6. März 2026 / Aus aller Welt

Drei Frauen im Missbrauchsfall Al Fayed befragt

Etliche Frauen werfen dem verstorbenen Harrods-Besitzer Mohamed Al Fayed Missbrauch vor. Die Polizei spricht von einer der größten Ermittlungen ihrer Geschichte - und sucht weiter nach Mitwissern.

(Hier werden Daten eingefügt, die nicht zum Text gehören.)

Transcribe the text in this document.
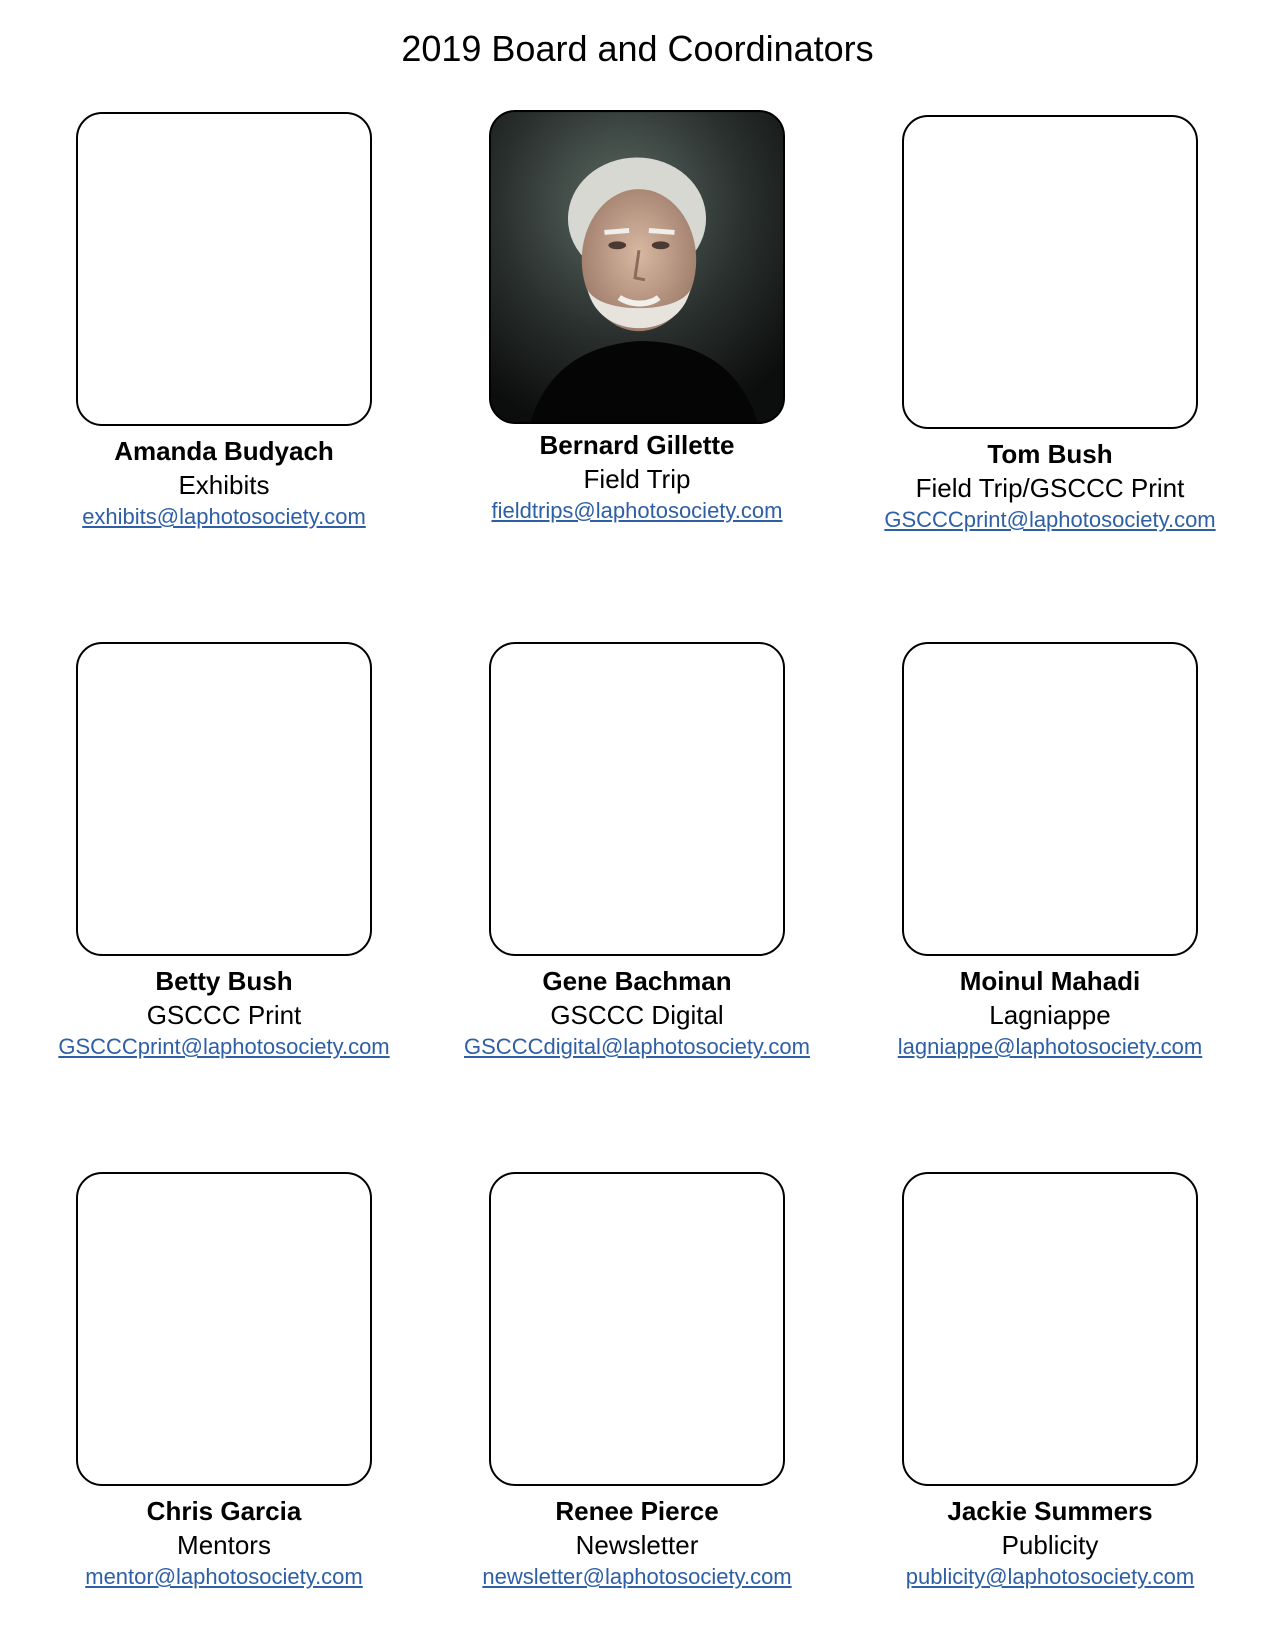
2019 Board and Coordinators
Amanda Budyach
Exhibits
exhibits@laphotosociety.com
Bernard Gillette
Field Trip
fieldtrips@laphotosociety.com
Tom Bush
Field Trip/GSCCC Print
GSCCCprint@laphotosociety.com
Betty Bush
GSCCC Print
GSCCCprint@laphotosociety.com
Gene Bachman
GSCCC Digital
GSCCCdigital@laphotosociety.com
Moinul Mahadi
Lagniappe
lagniappe@laphotosociety.com
Chris Garcia
Mentors
mentor@laphotosociety.com
Renee Pierce
Newsletter
newsletter@laphotosociety.com
Jackie Summers
Publicity
publicity@laphotosociety.com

Mehrere Frauen hatten dem gestorbenen Unternehmer Mohamed Al Fayed sexuelle Gewalt vorgeworfen. (Archivbild)
Veröffentlicht am 6. März 2026 um 18:14 Uhr

Die Londoner Polizei hat im Rahmen der Aufklärung von mutmaßlichen Verbrechen des langjährigen Besitzers des Luxuskaufhauses Harrods, Mohamed Al Fayed, drei Frauen befragt. Die Verdächtigen im Alter von 40 bis 69 Jahren seien unter anderem wegen des Verdachts der Beihilfe zur Vergewaltigung und sexuellen Nötigung sowie des Menschenhandels zum Zweck der sexuellen Ausbeutung vernommen worden, teilte die Metropolitan Police mit. Festnahmen gab es nicht.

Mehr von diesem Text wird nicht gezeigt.